There is no serial/date on the back of the watch which makes me think it's not a re issue as all the newer ones have that info, after doing a little research it looks like CWC in the late 90s made some non serialized unissued divers maybe it's from that batch?

the bezel is 60 click

the only thing making me think otherwise is when I received the watch yesterday and put some light on the fade the dial glows pretty strong that it seems like it shouldn't be tritium and it has lume on it. Which is why I'm confused

anyone have any ideas?

here is a link to images of the watch



http://imgur.com/RAsmddm


Thanks so much!


----------



## eezy (Apr 13, 2018)

Silvermans have been selling new, unissued watches for years to almost the same spec as the issued watches.

Yours has no issue date so not military issue. Even Silvermans 'Reissues' have a date on (that they were reissued).

They also added a 'T' to the dial for authenticity but used luminova on some watches.

Quote - ''Luminova markings (Tritium paint no longer used in production since early 2000s). ''


----------



## Rmfn33 (May 23, 2020)

eezy said:


> Silvermans have been selling new, unissued watches for years to almost the same spec as the issued watches.
> 
> Yours has no issue date so not military issue.
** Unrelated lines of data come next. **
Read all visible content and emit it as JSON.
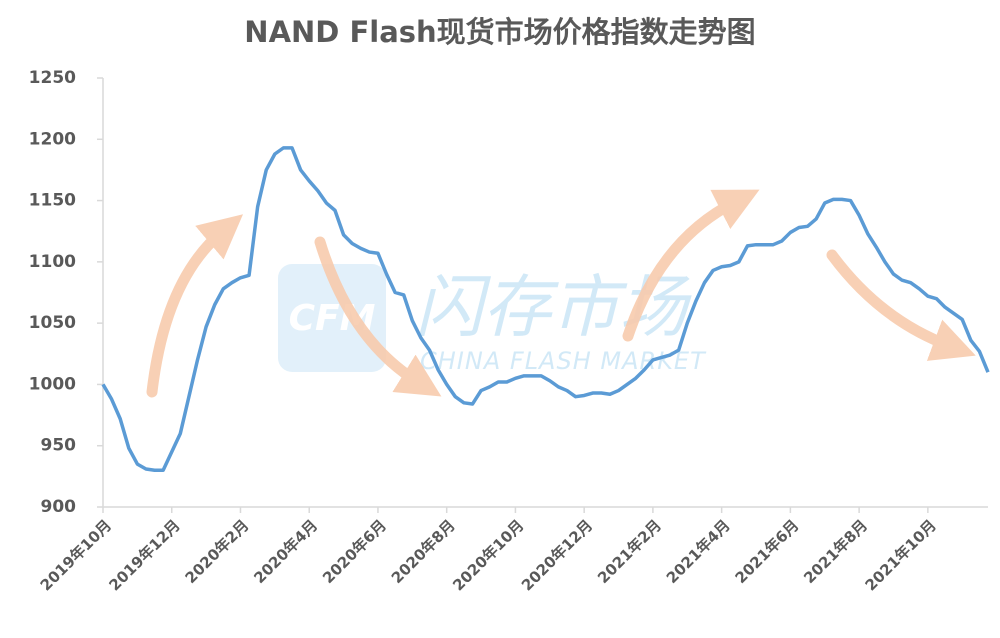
{
  "chart_data": {
    "type": "line",
    "title": "NAND Flash现货市场价格指数走势图",
    "watermark": {
      "logo": "CFM",
      "name": "闪存市场",
      "english": "CHINA FLASH MARKET"
    },
    "categories": [
      "2019年10月",
      null,
      null,
      null,
      null,
      null,
      null,
      null,
      "2019年12月",
      null,
      null,
      null,
      null,
      null,
      null,
      null,
      "2020年2月",
      null,
      null,
      null,
      null,
      null,
      null,
      null,
      "2020年4月",
      null,
      null,
      null,
      null,
      null,
      null,
      null,
      "2020年6月",
      null,
      null,
      null,
      null,
      null,
      null,
      null,
      "2020年8月",
      null,
      null,
      null,
      null,
      null,
      null,
      null,
      "2020年10月",
      null,
      null,
      null,
      null,
      null,
      null,
      null,
      "2020年12月",
      null,
      null,
      null,
      null,
      null,
      null,
      null,
      "2021年2月",
      null,
      null,
      null,
      null,
      null,
      null,
      null,
      "2021年4月",
      null,
      null,
      null,
      null,
      null,
      null,
      null,
      "2021年6月",
      null,
      null,
      null,
      null,
      null,
      null,
      null,
      "2021年8月",
      null,
      null,
      null,
      null,
      null,
      null,
      null,
      "2021年10月",
      null,
      null,
      null,
      null,
      null,
      null,
      null
    ],
    "values": [
      1000,
      988,
      972,
      948,
      935,
      931,
      930,
      930,
      945,
      960,
      990,
      1020,
      1047,
      1065,
      1078,
      1083,
      1087,
      1089,
      1145,
      1175,
      1188,
      1193,
      1193,
      1175,
      1166,
      1158,
      1148,
      1142,
      1122,
      1115,
      1111,
      1108,
      1107,
      1090,
      1075,
      1073,
      1052,
      1038,
      1028,
      1012,
      1000,
      990,
      985,
      984,
      995,
      998,
      1002,
      1002,
      1005,
      1007,
      1007,
      1007,
      1003,
      998,
      995,
      990,
      991,
      993,
      993,
      992,
      995,
      1000,
      1005,
      1012,
      1020,
      1022,
      1024,
      1028,
      1050,
      1068,
      1083,
      1093,
      1096,
      1097,
      1100,
      1113,
      1114,
      1114,
      1114,
      1117,
      1124,
      1128,
      1129,
      1135,
      1148,
      1151,
      1151,
      1150,
      1138,
      1123,
      1112,
      1100,
      1090,
      1085,
      1083,
      1078,
      1072,
      1070,
      1063,
      1058,
      1053,
      1036,
      1027,
      1010
    ],
    "color": "#5b9bd5",
    "ylim": [
      900,
      1250
    ],
    "yticks": [
      900,
      950,
      1000,
      1050,
      1100,
      1150,
      1200,
      1250
    ],
    "grid": false
  }
}
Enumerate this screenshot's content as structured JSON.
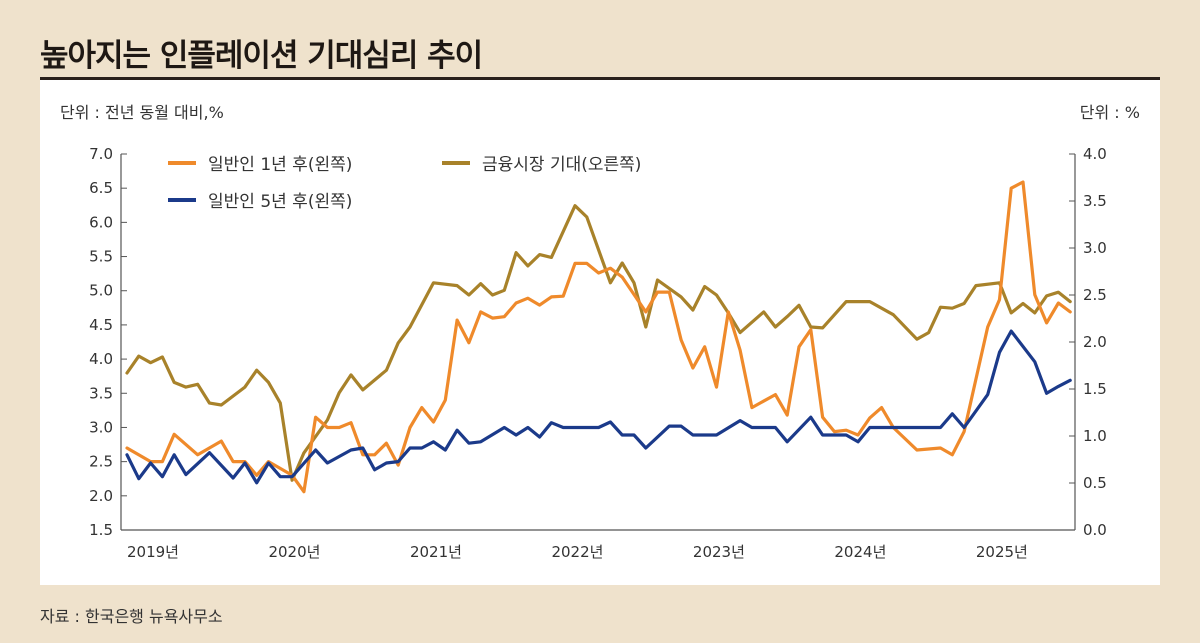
{
  "title": "높아지는 인플레이션 기대심리 추이",
  "unit_left": "단위 : 전년 동월 대비,%",
  "unit_right": "단위 : %",
  "source": "자료 : 한국은행 뉴욕사무소",
  "chart_data": {
    "type": "line",
    "title": "높아지는 인플레이션 기대심리 추이",
    "x_tick_labels": [
      "2019년",
      "2020년",
      "2021년",
      "2022년",
      "2023년",
      "2024년",
      "2025년"
    ],
    "y_left": {
      "label": "단위 : 전년 동월 대비,%",
      "range": [
        1.5,
        7.0
      ],
      "ticks": [
        "1.5",
        "2.0",
        "2.5",
        "3.0",
        "3.5",
        "4.0",
        "4.5",
        "5.0",
        "5.5",
        "6.0",
        "6.5",
        "7.0"
      ]
    },
    "y_right": {
      "label": "단위 : %",
      "range": [
        0.0,
        4.0
      ],
      "ticks": [
        "0.0",
        "0.5",
        "1.0",
        "1.5",
        "2.0",
        "2.5",
        "3.0",
        "3.5",
        "4.0"
      ]
    },
    "grid": false,
    "legend_placement": "top-left",
    "series": [
      {
        "name": "일반인 1년 후(왼쪽)",
        "axis": "left",
        "color": "#ef8a2b",
        "points": [
          [
            "2019-01",
            2.7
          ],
          [
            "2019-03",
            2.5
          ],
          [
            "2019-04",
            2.5
          ],
          [
            "2019-05",
            2.9
          ],
          [
            "2019-07",
            2.6
          ],
          [
            "2019-09",
            2.8
          ],
          [
            "2019-10",
            2.5
          ],
          [
            "2019-11",
            2.5
          ],
          [
            "2019-12",
            2.3
          ],
          [
            "2020-01",
            2.5
          ],
          [
            "2020-03",
            2.3
          ],
          [
            "2020-04",
            2.06
          ],
          [
            "2020-05",
            3.15
          ],
          [
            "2020-06",
            3.0
          ],
          [
            "2020-07",
            3.0
          ],
          [
            "2020-08",
            3.07
          ],
          [
            "2020-09",
            2.6
          ],
          [
            "2020-10",
            2.6
          ],
          [
            "2020-11",
            2.77
          ],
          [
            "2020-12",
            2.45
          ],
          [
            "2021-01",
            3.0
          ],
          [
            "2021-02",
            3.29
          ],
          [
            "2021-03",
            3.08
          ],
          [
            "2021-04",
            3.4
          ],
          [
            "2021-05",
            4.57
          ],
          [
            "2021-06",
            4.24
          ],
          [
            "2021-07",
            4.69
          ],
          [
            "2021-08",
            4.6
          ],
          [
            "2021-09",
            4.62
          ],
          [
            "2021-10",
            4.82
          ],
          [
            "2021-11",
            4.89
          ],
          [
            "2021-12",
            4.79
          ],
          [
            "2022-01",
            4.91
          ],
          [
            "2022-02",
            4.92
          ],
          [
            "2022-03",
            5.4
          ],
          [
            "2022-04",
            5.4
          ],
          [
            "2022-05",
            5.26
          ],
          [
            "2022-06",
            5.33
          ],
          [
            "2022-07",
            5.2
          ],
          [
            "2022-09",
            4.69
          ],
          [
            "2022-10",
            4.98
          ],
          [
            "2022-11",
            4.98
          ],
          [
            "2022-12",
            4.28
          ],
          [
            "2023-01",
            3.87
          ],
          [
            "2023-02",
            4.18
          ],
          [
            "2023-03",
            3.59
          ],
          [
            "2023-04",
            4.69
          ],
          [
            "2023-05",
            4.13
          ],
          [
            "2023-06",
            3.29
          ],
          [
            "2023-08",
            3.48
          ],
          [
            "2023-09",
            3.18
          ],
          [
            "2023-10",
            4.18
          ],
          [
            "2023-11",
            4.43
          ],
          [
            "2023-12",
            3.15
          ],
          [
            "2024-01",
            2.94
          ],
          [
            "2024-02",
            2.96
          ],
          [
            "2024-03",
            2.89
          ],
          [
            "2024-04",
            3.14
          ],
          [
            "2024-05",
            3.29
          ],
          [
            "2024-06",
            3.0
          ],
          [
            "2024-08",
            2.67
          ],
          [
            "2024-10",
            2.7
          ],
          [
            "2024-11",
            2.6
          ],
          [
            "2024-12",
            2.94
          ],
          [
            "2025-02",
            4.47
          ],
          [
            "2025-03",
            4.87
          ],
          [
            "2025-04",
            6.5
          ],
          [
            "2025-05",
            6.59
          ],
          [
            "2025-06",
            4.94
          ],
          [
            "2025-07",
            4.53
          ],
          [
            "2025-08",
            4.82
          ],
          [
            "2025-09",
            4.69
          ]
        ]
      },
      {
        "name": "금융시장 기대(오른쪽)",
        "axis": "right",
        "color": "#a8822a",
        "points": [
          [
            "2019-01",
            1.67
          ],
          [
            "2019-02",
            1.85
          ],
          [
            "2019-03",
            1.78
          ],
          [
            "2019-04",
            1.84
          ],
          [
            "2019-05",
            1.57
          ],
          [
            "2019-06",
            1.52
          ],
          [
            "2019-07",
            1.55
          ],
          [
            "2019-08",
            1.35
          ],
          [
            "2019-09",
            1.33
          ],
          [
            "2019-11",
            1.52
          ],
          [
            "2019-12",
            1.7
          ],
          [
            "2020-01",
            1.57
          ],
          [
            "2020-02",
            1.35
          ],
          [
            "2020-03",
            0.53
          ],
          [
            "2020-04",
            0.82
          ],
          [
            "2020-06",
            1.17
          ],
          [
            "2020-07",
            1.46
          ],
          [
            "2020-08",
            1.65
          ],
          [
            "2020-09",
            1.49
          ],
          [
            "2020-11",
            1.7
          ],
          [
            "2020-12",
            1.99
          ],
          [
            "2021-01",
            2.16
          ],
          [
            "2021-03",
            2.63
          ],
          [
            "2021-05",
            2.6
          ],
          [
            "2021-06",
            2.5
          ],
          [
            "2021-07",
            2.62
          ],
          [
            "2021-08",
            2.5
          ],
          [
            "2021-09",
            2.55
          ],
          [
            "2021-10",
            2.95
          ],
          [
            "2021-11",
            2.81
          ],
          [
            "2021-12",
            2.93
          ],
          [
            "2022-01",
            2.9
          ],
          [
            "2022-03",
            3.45
          ],
          [
            "2022-04",
            3.33
          ],
          [
            "2022-06",
            2.63
          ],
          [
            "2022-07",
            2.84
          ],
          [
            "2022-08",
            2.63
          ],
          [
            "2022-09",
            2.16
          ],
          [
            "2022-10",
            2.66
          ],
          [
            "2022-12",
            2.48
          ],
          [
            "2023-01",
            2.34
          ],
          [
            "2023-02",
            2.59
          ],
          [
            "2023-03",
            2.5
          ],
          [
            "2023-04",
            2.31
          ],
          [
            "2023-05",
            2.1
          ],
          [
            "2023-07",
            2.32
          ],
          [
            "2023-08",
            2.16
          ],
          [
            "2023-09",
            2.27
          ],
          [
            "2023-10",
            2.39
          ],
          [
            "2023-11",
            2.16
          ],
          [
            "2023-12",
            2.15
          ],
          [
            "2024-02",
            2.43
          ],
          [
            "2024-04",
            2.43
          ],
          [
            "2024-06",
            2.29
          ],
          [
            "2024-08",
            2.03
          ],
          [
            "2024-09",
            2.1
          ],
          [
            "2024-10",
            2.37
          ],
          [
            "2024-11",
            2.36
          ],
          [
            "2024-12",
            2.41
          ],
          [
            "2025-01",
            2.6
          ],
          [
            "2025-03",
            2.63
          ],
          [
            "2025-04",
            2.31
          ],
          [
            "2025-05",
            2.41
          ],
          [
            "2025-06",
            2.31
          ],
          [
            "2025-07",
            2.49
          ],
          [
            "2025-08",
            2.53
          ],
          [
            "2025-09",
            2.43
          ]
        ]
      },
      {
        "name": "일반인 5년 후(왼쪽)",
        "axis": "left",
        "color": "#1b3a8a",
        "points": [
          [
            "2019-01",
            2.6
          ],
          [
            "2019-02",
            2.25
          ],
          [
            "2019-03",
            2.48
          ],
          [
            "2019-04",
            2.28
          ],
          [
            "2019-05",
            2.6
          ],
          [
            "2019-06",
            2.31
          ],
          [
            "2019-08",
            2.63
          ],
          [
            "2019-10",
            2.26
          ],
          [
            "2019-11",
            2.48
          ],
          [
            "2019-12",
            2.19
          ],
          [
            "2020-01",
            2.48
          ],
          [
            "2020-02",
            2.28
          ],
          [
            "2020-03",
            2.28
          ],
          [
            "2020-05",
            2.67
          ],
          [
            "2020-06",
            2.48
          ],
          [
            "2020-08",
            2.67
          ],
          [
            "2020-09",
            2.7
          ],
          [
            "2020-10",
            2.38
          ],
          [
            "2020-11",
            2.48
          ],
          [
            "2020-12",
            2.5
          ],
          [
            "2021-01",
            2.7
          ],
          [
            "2021-02",
            2.7
          ],
          [
            "2021-03",
            2.79
          ],
          [
            "2021-04",
            2.67
          ],
          [
            "2021-05",
            2.96
          ],
          [
            "2021-06",
            2.77
          ],
          [
            "2021-07",
            2.79
          ],
          [
            "2021-09",
            3.0
          ],
          [
            "2021-10",
            2.89
          ],
          [
            "2021-11",
            3.0
          ],
          [
            "2021-12",
            2.86
          ],
          [
            "2022-01",
            3.07
          ],
          [
            "2022-02",
            3.0
          ],
          [
            "2022-05",
            3.0
          ],
          [
            "2022-06",
            3.08
          ],
          [
            "2022-07",
            2.89
          ],
          [
            "2022-08",
            2.89
          ],
          [
            "2022-09",
            2.7
          ],
          [
            "2022-11",
            3.02
          ],
          [
            "2022-12",
            3.02
          ],
          [
            "2023-01",
            2.89
          ],
          [
            "2023-03",
            2.89
          ],
          [
            "2023-05",
            3.1
          ],
          [
            "2023-06",
            3.0
          ],
          [
            "2023-08",
            3.0
          ],
          [
            "2023-09",
            2.79
          ],
          [
            "2023-11",
            3.15
          ],
          [
            "2023-12",
            2.89
          ],
          [
            "2024-02",
            2.89
          ],
          [
            "2024-03",
            2.79
          ],
          [
            "2024-04",
            3.0
          ],
          [
            "2024-10",
            3.0
          ],
          [
            "2024-11",
            3.2
          ],
          [
            "2024-12",
            3.0
          ],
          [
            "2025-02",
            3.48
          ],
          [
            "2025-03",
            4.1
          ],
          [
            "2025-04",
            4.41
          ],
          [
            "2025-06",
            3.96
          ],
          [
            "2025-07",
            3.5
          ],
          [
            "2025-08",
            3.6
          ],
          [
            "2025-09",
            3.69
          ]
        ]
      }
    ]
  }
}
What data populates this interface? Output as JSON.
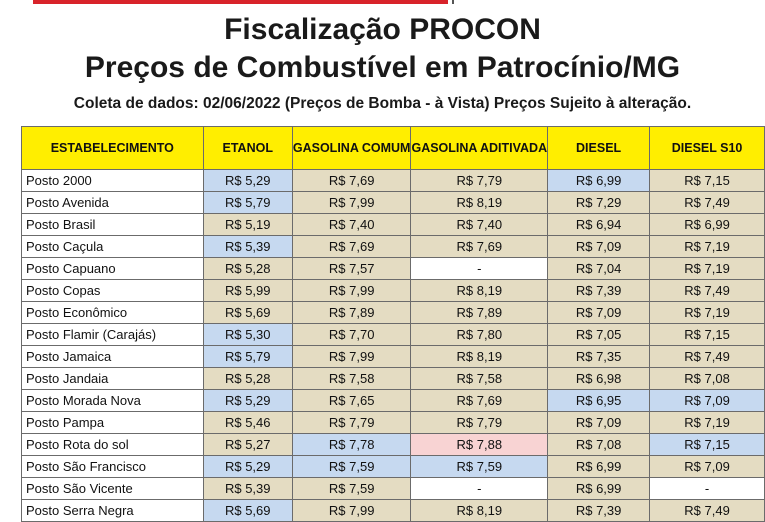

Even Silvermans 'Reissues' have a date on (that they were reissued).
> 
> ...


 Thank you for the info!

I knew that Silvermans was selling "Reissues" with the T but were really Luminova markings.. but I thought they all had the date now.. maybe this one was made prior to them adding the date serial?

Not sure..

CWC actually just got back to me via Instagram which I'm surprised they answered me.. they said its most likely a late 90s model which I had assumed but didn't comment on the Bright Lume shot.


----------



## JoT (Aug 12, 2003)

The good news is the watch is a CWC

The bad news is that it has not been issued but that's not unusual as most haven't been issued, the fact the serviceman bought it himself seems to verify this

I have one with exactly the same markings on the back.

It still might still be tritium paint, as the half-life of tritium is only 12 years or so you lume will only be about one-quarter as bright as when it was new, however when you shine strong light / UV / sunlight on the lume it will still fluoresce but will quickly fade


----------